Si fuese por la biocapacidad de las islas, estudiada en Filipinas o Indonesia, dos grandes Estados archipelágicos del mundo, entenderíamos que no solo el tamaño importa (por eso Australia no es considerada isla sino continente), también las condiciones y premisas de manejo de la oferta ambiental. Cuba reacciona al bloqueo con una estrategia agroecológica y biotecnológica ejemplar, pero no le alcanza: aún requiere petróleo, comercio y turismo decente. Igual Japón, lleno de tifones y terremotos, aunque con un océano más generoso. Otras islas compran tierra y mueven miles. La noción de capacidad de carga es por ello una de las más debatidas en ecología y de las menos útiles si no se considera la cultura y sus intercambios como el mecanismo mediador por excelencia de la adaptación: cuánta gente “cabe” en un territorio o, en su defecto, en el mundo, nuestra isla cósmica, depende del “cómo”: basta mirar esa maravilla de convivencia que es el Islote, en Morrosquillo. Ni el genocidio, ni expulsar población o construir muros, los trucos más antiguos de los dictadores, valen.
Para naciones caribeñas como Barbados, asolada también por huracanes, el COVID-19 ya ha significado llegar al borde de sus posibilidades: sin turismo, colapsan. Llegará el alivio de las vacunas pronto, pero habría que preguntarse si será que retornando a la comunicación con veleros, como propone Greta Thunberg, construiremos sostenibilidad. Me late que lo harán flotas de buques y aviones alimentados con hidrógeno, no la nostalgia y la cultura de los 30 minutos, clave en ciudades, letal en islas. Y serán los satélites y las nuevas tecnologías, alimentadas de metales bolivianos, las que generen la conectividad informática que se requiere para un mundo que ya cedió su estabilidad climática a la incertidumbre, un trance en el que seguiremos siendo locales, pero sin posibilidad de escondernos en esas pretendidas islas personales o tribales inventadas.

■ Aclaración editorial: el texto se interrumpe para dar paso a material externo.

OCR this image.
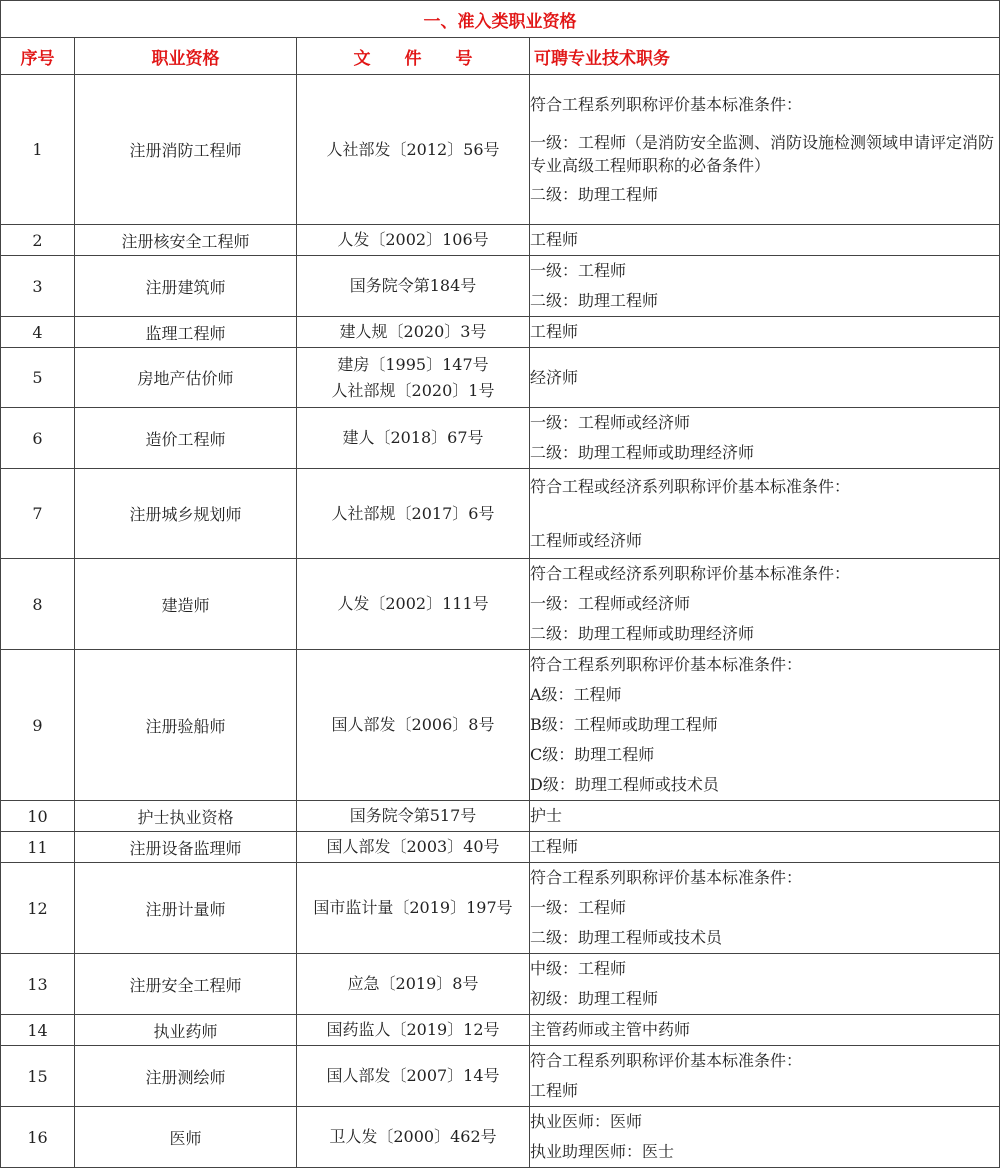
一、准入类职业资格			
序号	职业资格	文　　件　　号	可聘专业技术职务
1	注册消防工程师	人社部发〔2012〕56号	符合工程系列职称评价基本标准条件：
一级：工程师（是消防安全监测、消防设施检测领域申请评定消防专业高级工程师职称的必备条件）
二级：助理工程师

2	注册核安全工程师	人发〔2002〕106号	工程师

3	注册建筑师	国务院令第184号	一级：工程师
二级：助理工程师

4	监理工程师	建人规〔2020〕3号	工程师

5	房地产估价师	建房〔1995〕147号
人社部规〔2020〕1号	经济师

6	造价工程师	建人〔2018〕67号	一级：工程师或经济师
二级：助理工程师或助理经济师

7	注册城乡规划师	人社部规〔2017〕6号	符合工程或经济系列职称评价基本标准条件：
工程师或经济师

8	建造师	人发〔2002〕111号	符合工程或经济系列职称评价基本标准条件：
一级：工程师或经济师
二级：助理工程师或助理经济师

9	注册验船师	国人部发〔2006〕8号	符合工程系列职称评价基本标准条件：
A级：工程师
B级：工程师或助理工程师
C级：助理工程师
D级：助理工程师或技术员

10	护士执业资格	国务院令第517号	护士

11	注册设备监理师	国人部发〔2003〕40号	工程师

12	注册计量师	国市监计量〔2019〕197号	符合工程系列职称评价基本标准条件：
一级：工程师
二级：助理工程师或技术员

13	注册安全工程师	应急〔2019〕8号	中级：工程师
初级：助理工程师

14	执业药师	国药监人〔2019〕12号	主管药师或主管中药师

15	注册测绘师	国人部发〔2007〕14号	符合工程系列职称评价基本标准条件：
工程师

16	医师	卫人发〔2000〕462号	执业医师：医师
执业助理医师：医士
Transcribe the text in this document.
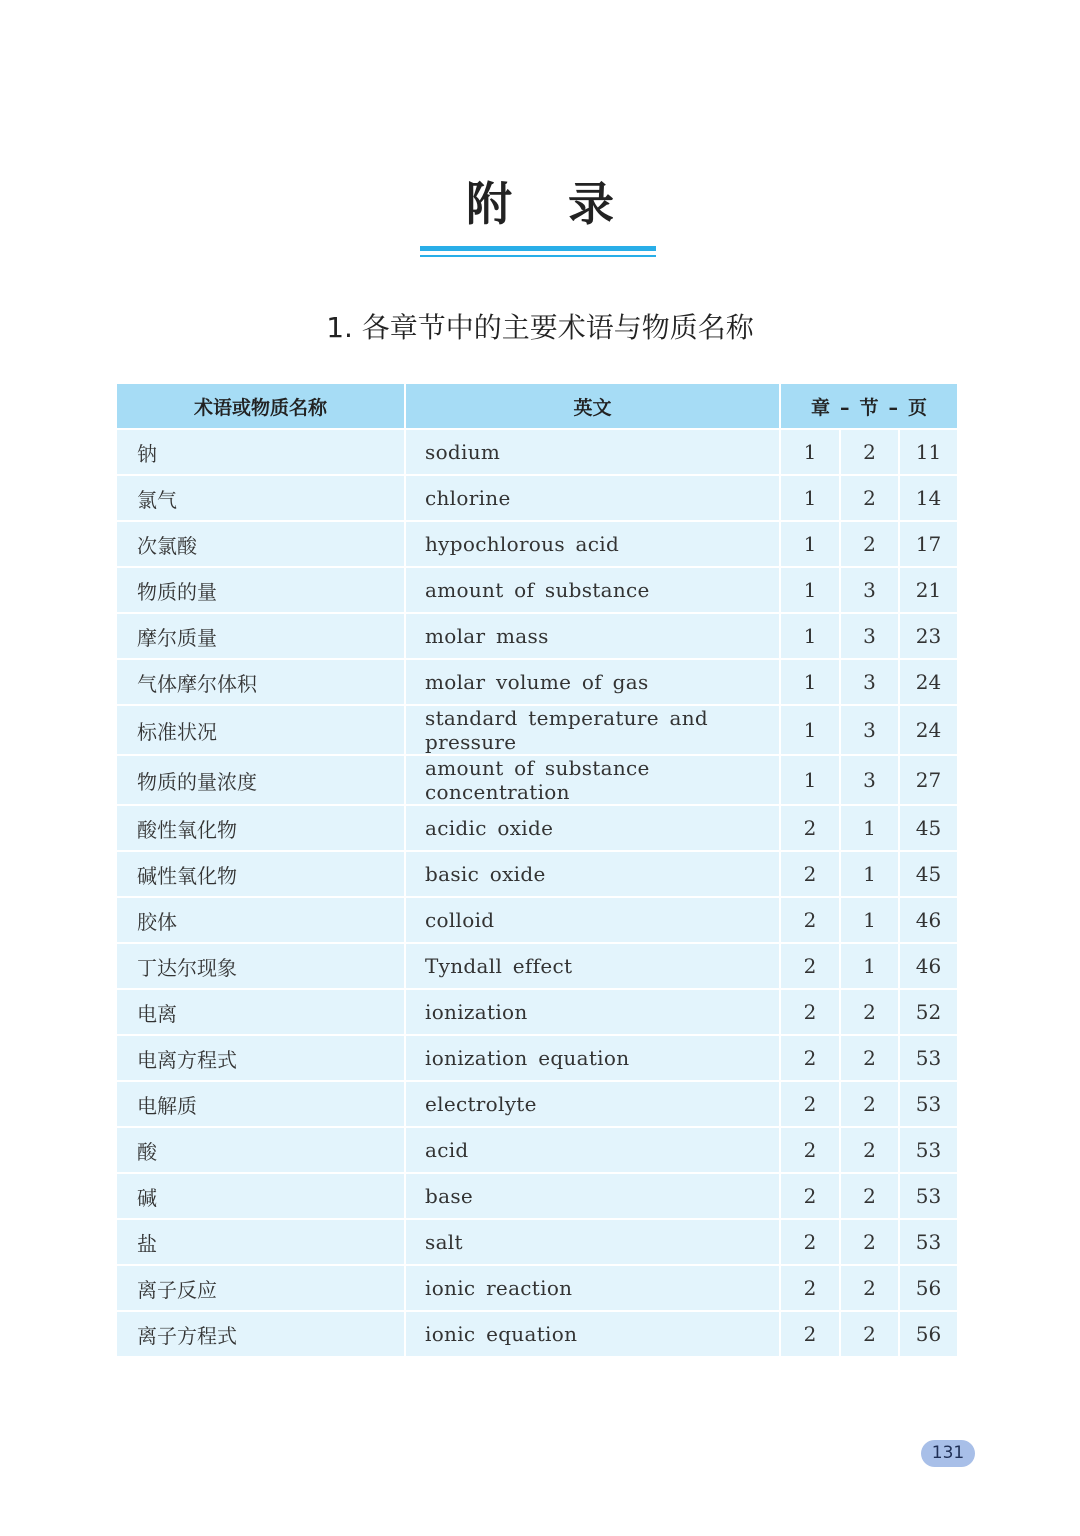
附录
1. 各章节中的主要术语与物质名称
术语或物质名称	英文	章 – 节 – 页		
钠	sodium	1	2	11
氯气	chlorine	1	2	14
次氯酸	hypochlorous acid	1	2	17
物质的量	amount of substance	1	3	21
摩尔质量	molar mass	1	3	23
气体摩尔体积	molar volume of gas	1	3	24
标准状况	standard temperature and pressure	1	3	24
物质的量浓度	amount of substance concentration	1	3	27
酸性氧化物	acidic oxide	2	1	45
碱性氧化物	basic oxide	2	1	45
胶体	colloid	2	1	46
丁达尔现象	Tyndall effect	2	1	46
电离	ionization	2	2	52
电离方程式	ionization equation	2	2	53
电解质	electrolyte	2	2	53
酸	acid	2	2	53
碱	base	2	2	53
盐	salt	2	2	53
离子反应	ionic reaction	2	2	56
离子方程式	ionic equation	2	2	56
131
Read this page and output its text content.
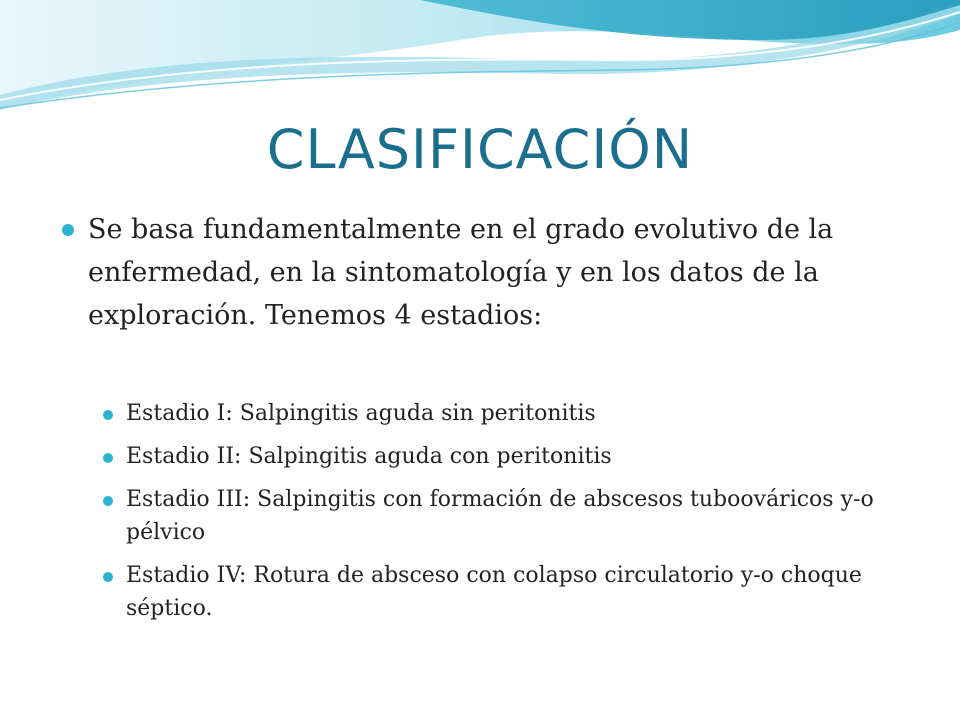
CLASIFICACIÓN
Se basa fundamentalmente en el grado evolutivo de la enfermedad, en la sintomatología y en los datos de la exploración. Tenemos 4 estadios:
Estadio I: Salpingitis aguda sin peritonitis
Estadio II: Salpingitis aguda con peritonitis
Estadio III: Salpingitis con formación de abscesos tuboováricos y-o pélvico
Estadio IV: Rotura de absceso con colapso circulatorio y-o choque séptico.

La sostenibilidad requerirá diseño, propósito, emprendimiento. No emergerá espontánea, ni tampoco se construirá con lemas o premisas simplistas: necesita gobierno y nuevas capacidades, otra educación, reorientar las inversiones, el uso de las tecnologías: hasta el Principito riega sus rosas. Más allá de los códigos de construcción “antihuracanes”, reorganizar el poblamiento, la producción básica en el mar (no hay espacio en tierra), el comercio y sus huellas, los servicios en la nueva Old Providence, ese lugar tan propicio para pensar el paraíso sin la complejidad que se requiere para mantenerlo.
Hoy Colombia reacciona y abraza su archipiélago, se compromete con su reconstrucción. Ojalá no la de la vulnerabilidad. La primera palabra, de los raizales. Pero las preguntas a responder serán las mismas; las respuestas, ojalá radicalmente diferentes.